Deep-link URLs append
?facet=value
for sharing.Pagination bar “Page 2 of 3” navigates large sets.
Zero-Results Page Behavior
Showing 0 items clearly indicates no matches.
Disabled sort & search prevent pointless interactions.
No results message “No results found. Try modifying filters.”
Recommended products re-engage shoppers with “You may be interested in” cards.
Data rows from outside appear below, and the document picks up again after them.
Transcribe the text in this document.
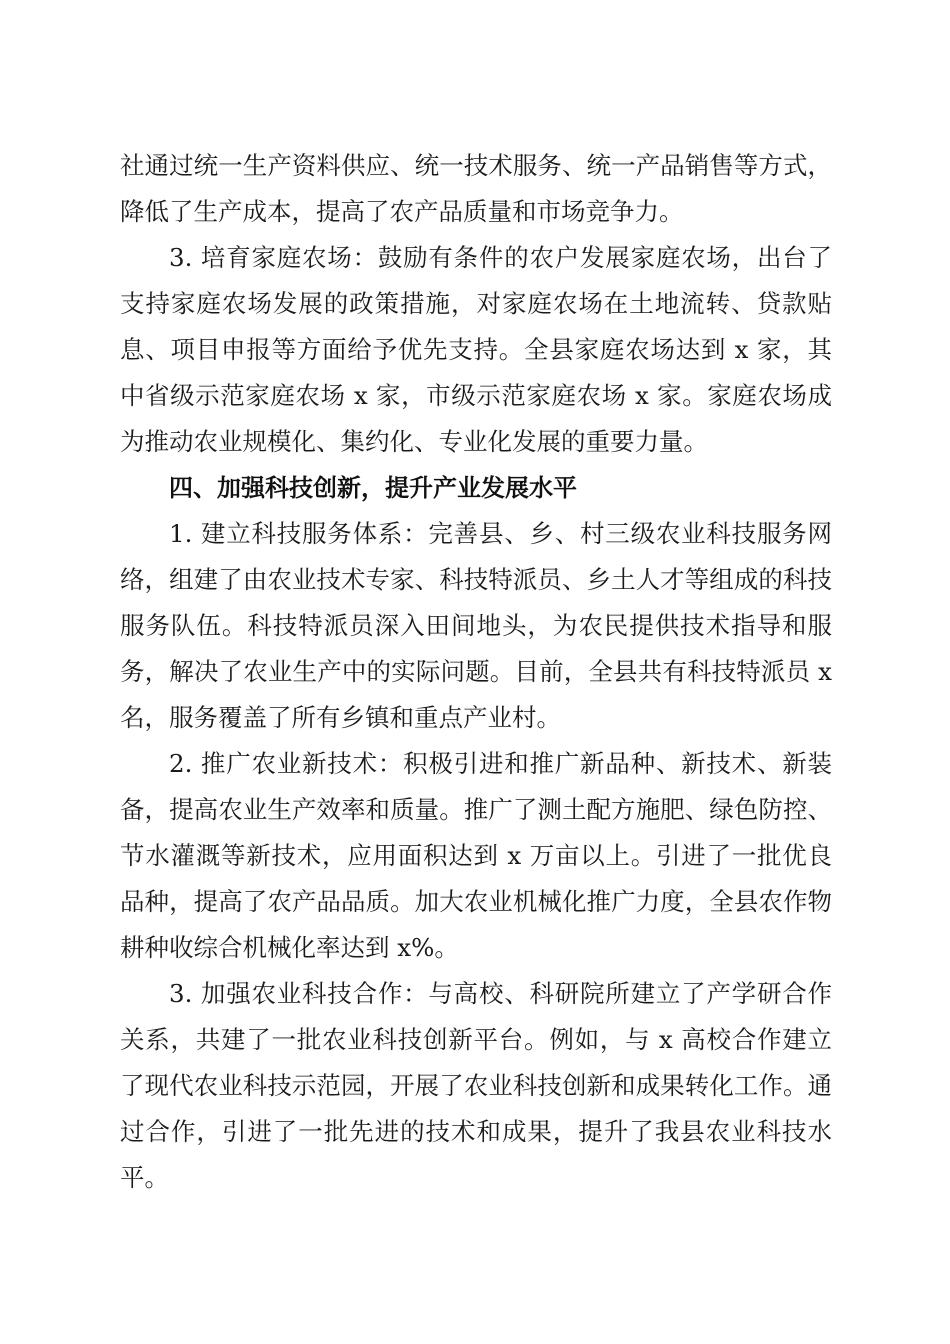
社通过统一生产资料供应、统一技术服务、统一产品销售等方式，降低了生产成本，提高了农产品质量和市场竞争力。

3. 培育家庭农场：鼓励有条件的农户发展家庭农场，出台了支持家庭农场发展的政策措施，对家庭农场在土地流转、贷款贴息、项目申报等方面给予优先支持。全县家庭农场达到 x 家，其中省级示范家庭农场 x 家，市级示范家庭农场 x 家。家庭农场成为推动农业规模化、集约化、专业化发展的重要力量。

四、加强科技创新，提升产业发展水平

1. 建立科技服务体系：完善县、乡、村三级农业科技服务网络，组建了由农业技术专家、科技特派员、乡土人才等组成的科技服务队伍。科技特派员深入田间地头，为农民提供技术指导和服务，解决了农业生产中的实际问题。目前，全县共有科技特派员 x 名，服务覆盖了所有乡镇和重点产业村。

2. 推广农业新技术：积极引进和推广新品种、新技术、新装备，提高农业生产效率和质量。推广了测土配方施肥、绿色防控、节水灌溉等新技术，应用面积达到 x 万亩以上。引进了一批优良品种，提高了农产品品质。加大农业机械化推广力度，全县农作物耕种收综合机械化率达到 x%。

3. 加强农业科技合作：与高校、科研院所建立了产学研合作关系，共建了一批农业科技创新平台。例如，与 x 高校合作建立了现代农业科技示范园，开展了农业科技创新和成果转化工作。通过合作，引进了一批先进的技术和成果，提升了我县农业科技水平。
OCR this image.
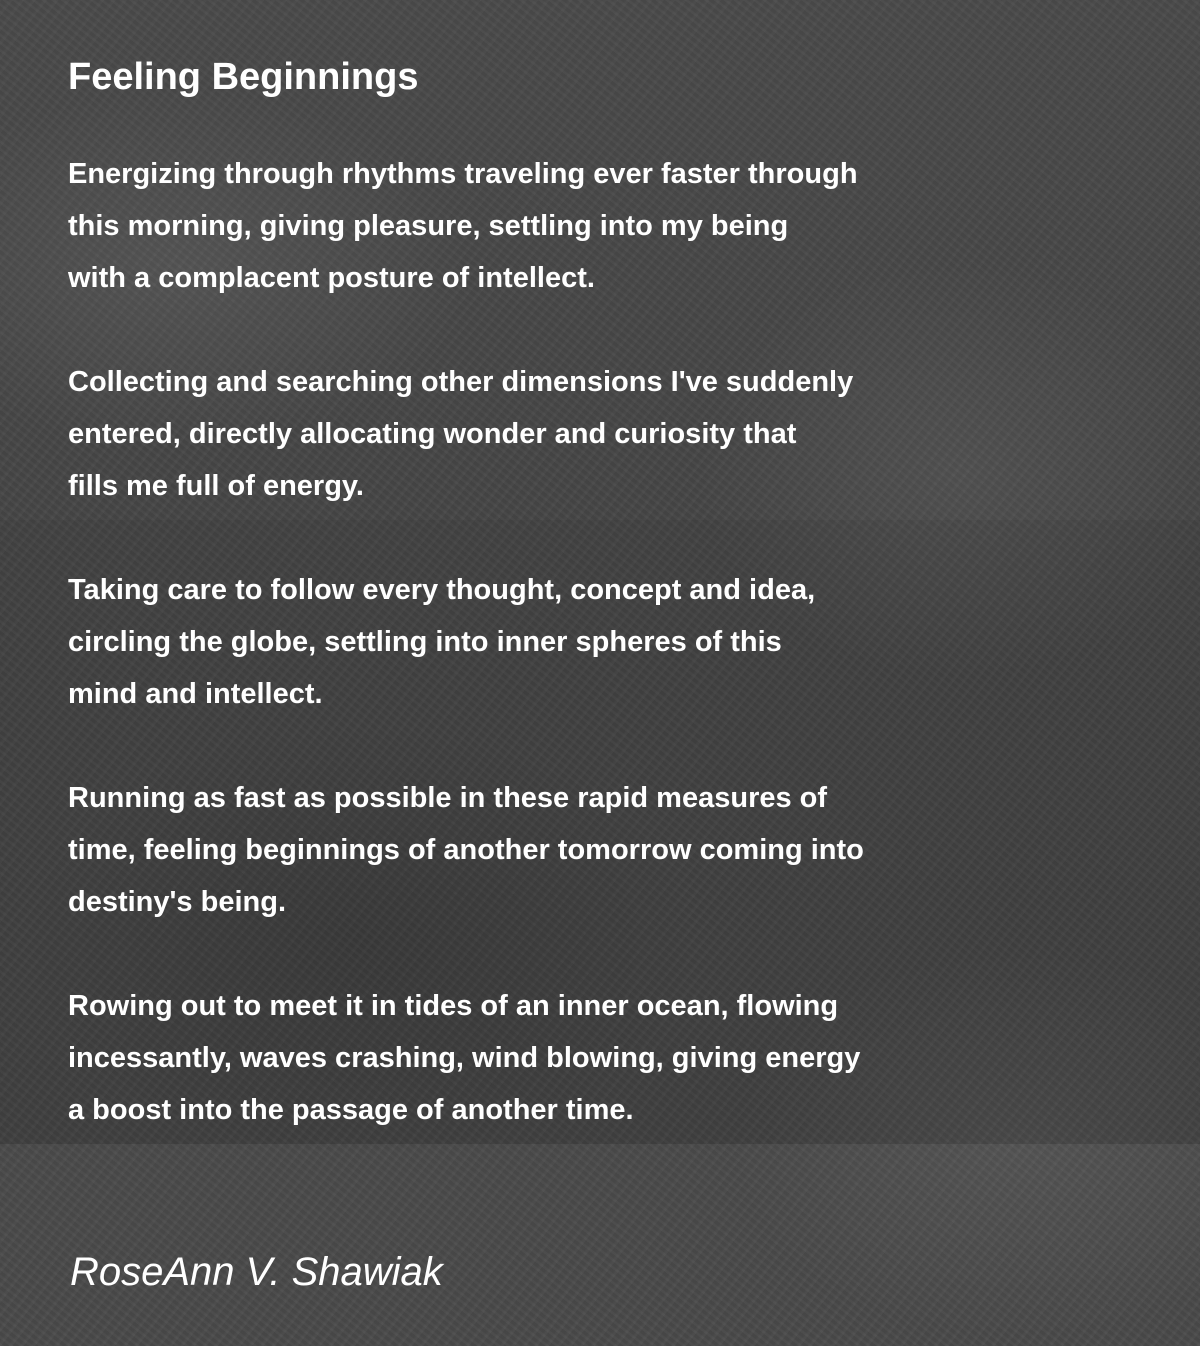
Feeling Beginnings

Energizing through rhythms traveling ever faster through
this morning, giving pleasure, settling into my being
with a complacent posture of intellect.

Collecting and searching other dimensions I've suddenly
entered, directly allocating wonder and curiosity that
fills me full of energy.

Taking care to follow every thought, concept and idea,
circling the globe, settling into inner spheres of this
mind and intellect.

Running as fast as possible in these rapid measures of
time, feeling beginnings of another tomorrow coming into
destiny's being.

Rowing out to meet it in tides of an inner ocean, flowing
incessantly, waves crashing, wind blowing, giving energy
a boost into the passage of another time.

RoseAnn V. Shawiak
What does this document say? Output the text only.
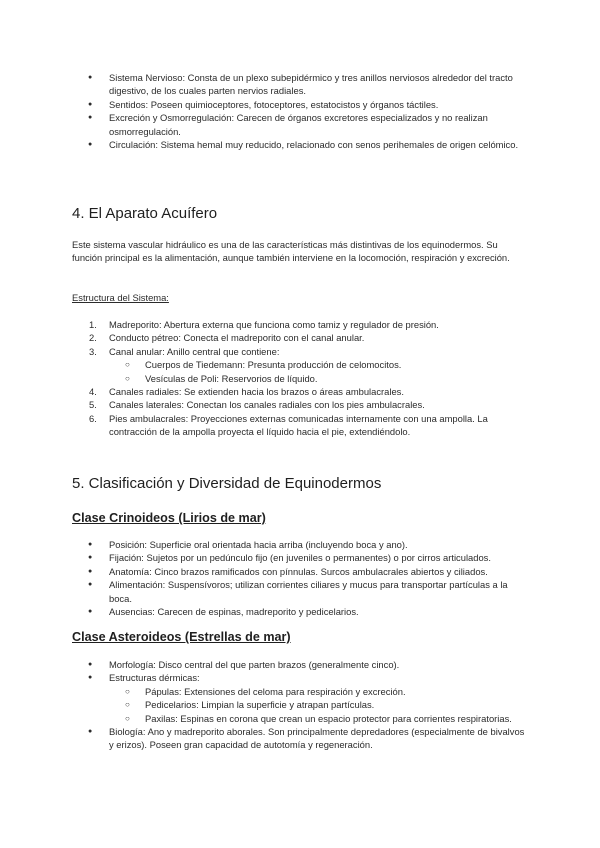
● Sistema Nervioso: Consta de un plexo subepidérmico y tres anillos nerviosos alrededor del tracto digestivo, de los cuales parten nervios radiales.
● Sentidos: Poseen quimioceptores, fotoceptores, estatocistos y órganos táctiles.
● Excreción y Osmorregulación: Carecen de órganos excretores especializados y no realizan osmorregulación.
● Circulación: Sistema hemal muy reducido, relacionado con senos perihemales de origen celómico.
4. El Aparato Acuífero

Este sistema vascular hidráulico es una de las características más distintivas de los equinodermos. Su función principal es la alimentación, aunque también interviene en la locomoción, respiración y excreción.

Estructura del Sistema:
1. Madreporito: Abertura externa que funciona como tamiz y regulador de presión.
2. Conducto pétreo: Conecta el madreporito con el canal anular.
3. Canal anular: Anillo central que contiene:
○ Cuerpos de Tiedemann: Presunta producción de celomocitos.
○ Vesículas de Poli: Reservorios de líquido.
4. Canales radiales: Se extienden hacia los brazos o áreas ambulacrales.
5. Canales laterales: Conectan los canales radiales con los pies ambulacrales.
6. Pies ambulacrales: Proyecciones externas comunicadas internamente con una ampolla. La contracción de la ampolla proyecta el líquido hacia el pie, extendiéndolo.
5. Clasificación y Diversidad de Equinodermos
Clase Crinoideos (Lirios de mar)
● Posición: Superficie oral orientada hacia arriba (incluyendo boca y ano).
● Fijación: Sujetos por un pedúnculo fijo (en juveniles o permanentes) o por cirros articulados.
● Anatomía: Cinco brazos ramificados con pínnulas. Surcos ambulacrales abiertos y ciliados.
● Alimentación: Suspensívoros; utilizan corrientes ciliares y mucus para transportar partículas a la boca.
● Ausencias: Carecen de espinas, madreporito y pedicelarios.
Clase Asteroideos (Estrellas de mar)
● Morfología: Disco central del que parten brazos (generalmente cinco).
● Estructuras dérmicas:
○ Pápulas: Extensiones del celoma para respiración y excreción.
○ Pedicelarios: Limpian la superficie y atrapan partículas.
○ Paxilas: Espinas en corona que crean un espacio protector para corrientes respiratorias.
● Biología: Ano y madreporito aborales. Son principalmente depredadores (especialmente de bivalvos y erizos). Poseen gran capacidad de autotomía y regeneración.
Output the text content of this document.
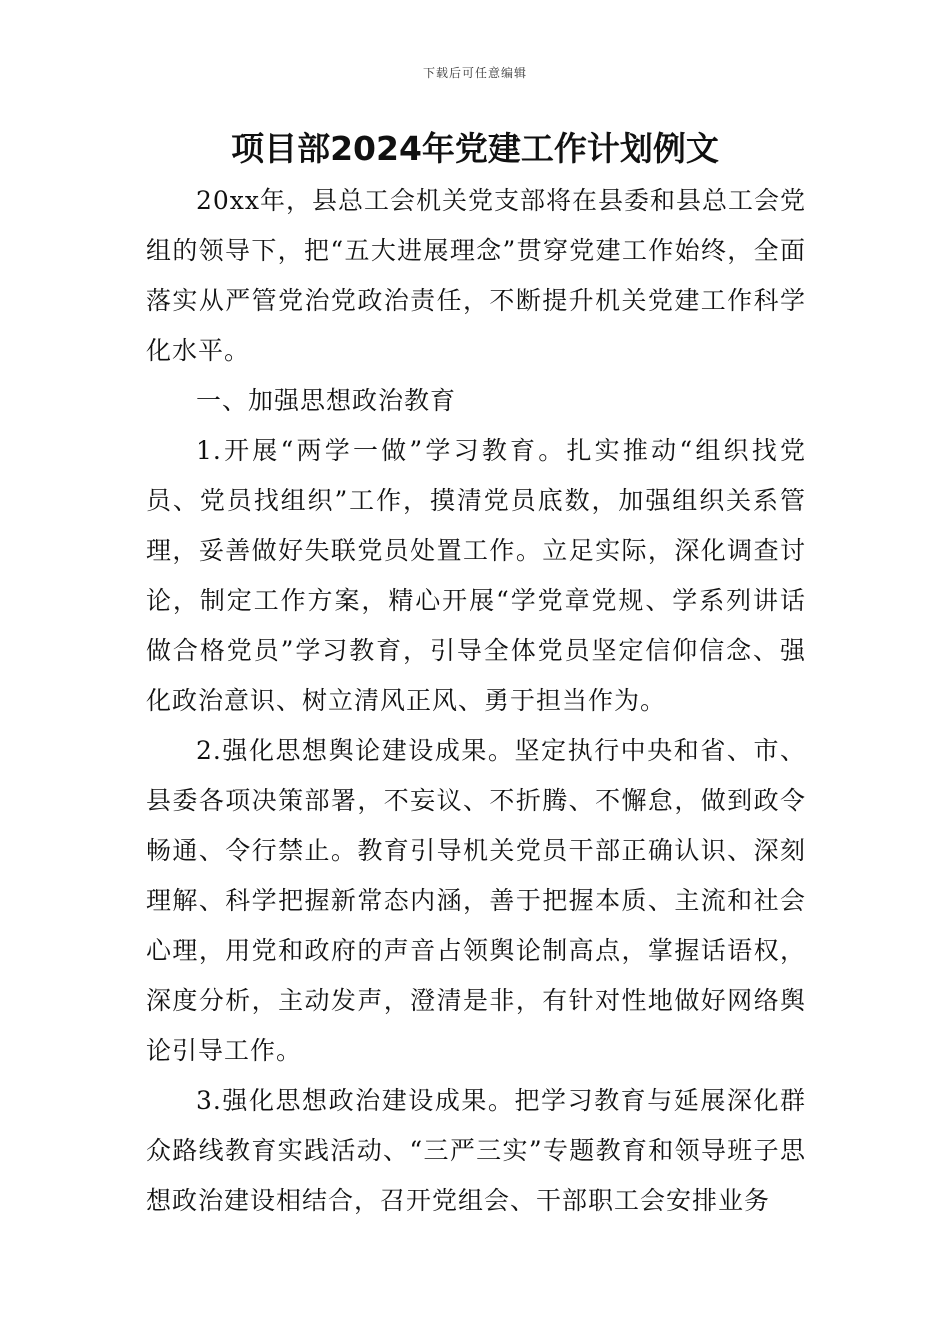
下载后可任意编辑
项目部2024年党建工作计划例文

20xx年，县总工会机关党支部将在县委和县总工会党组的领导下，把“五大进展理念”贯穿党建工作始终，全面落实从严管党治党政治责任，不断提升机关党建工作科学化水平。

一、加强思想政治教育

1.开展“两学一做”学习教育。扎实推动“组织找党员、党员找组织”工作，摸清党员底数，加强组织关系管理，妥善做好失联党员处置工作。立足实际，深化调查讨论，制定工作方案，精心开展“学党章党规、学系列讲话做合格党员”学习教育，引导全体党员坚定信仰信念、强化政治意识、树立清风正风、勇于担当作为。

2.强化思想舆论建设成果。坚定执行中央和省、市、县委各项决策部署，不妄议、不折腾、不懈怠，做到政令畅通、令行禁止。教育引导机关党员干部正确认识、深刻理解、科学把握新常态内涵，善于把握本质、主流和社会心理，用党和政府的声音占领舆论制高点，掌握话语权，深度分析，主动发声，澄清是非，有针对性地做好网络舆论引导工作。

3.强化思想政治建设成果。把学习教育与延展深化群众路线教育实践活动、“三严三实”专题教育和领导班子思想政治建设相结合，召开党组会、干部职工会安排业务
Disabled facet options greyed-out values can’t be selected.
Impact
This prototype embodies a taxonomy-first approach, guiding shoppers through thousands of SKUs with strategically prioritized filters, providing instant feedback via live count badges and clear OR/AND logic, and eliminating dead ends by surfacing curated recommendations when no results match. It also establishes a precise engineering contract, ensuring every UI label maps directly to a controlled taxonomy term.
4. Synthesis
Across these three case studies, I took raw product attributes, forged them into a rigorous facet taxonomy, and then applied that taxonomy to both wireframes and interactive prototypes—surfacing the most critical filters up-front, managing overflow with progressive disclosure, and validating real-time AND/OR logic and zero-hit fallbacks. By modeling facets in Protégé, documenting placement and behavior in Figma, and annotating “before”/“after” prototypes with live counts and “Popular” badges, I closed the gap between abstract vocabularies and tangible UI patterns. This end-to-end workflow ensures that every filter label, order, and interaction is grounded in controlled vocabulary governance and tested against shopper mental models. As a result, shoppers can find relevant products faster with fewer clicks, reducing frustration and cart abandonment, while the clear taxonomy contract streamlines development and future updates.
5. Next Steps
I define machine-readable taxonomy contracts—designing JSON Schemas for products, categories, and facets, plus bundling sample data files to power API integrations and enforce vocabulary governance.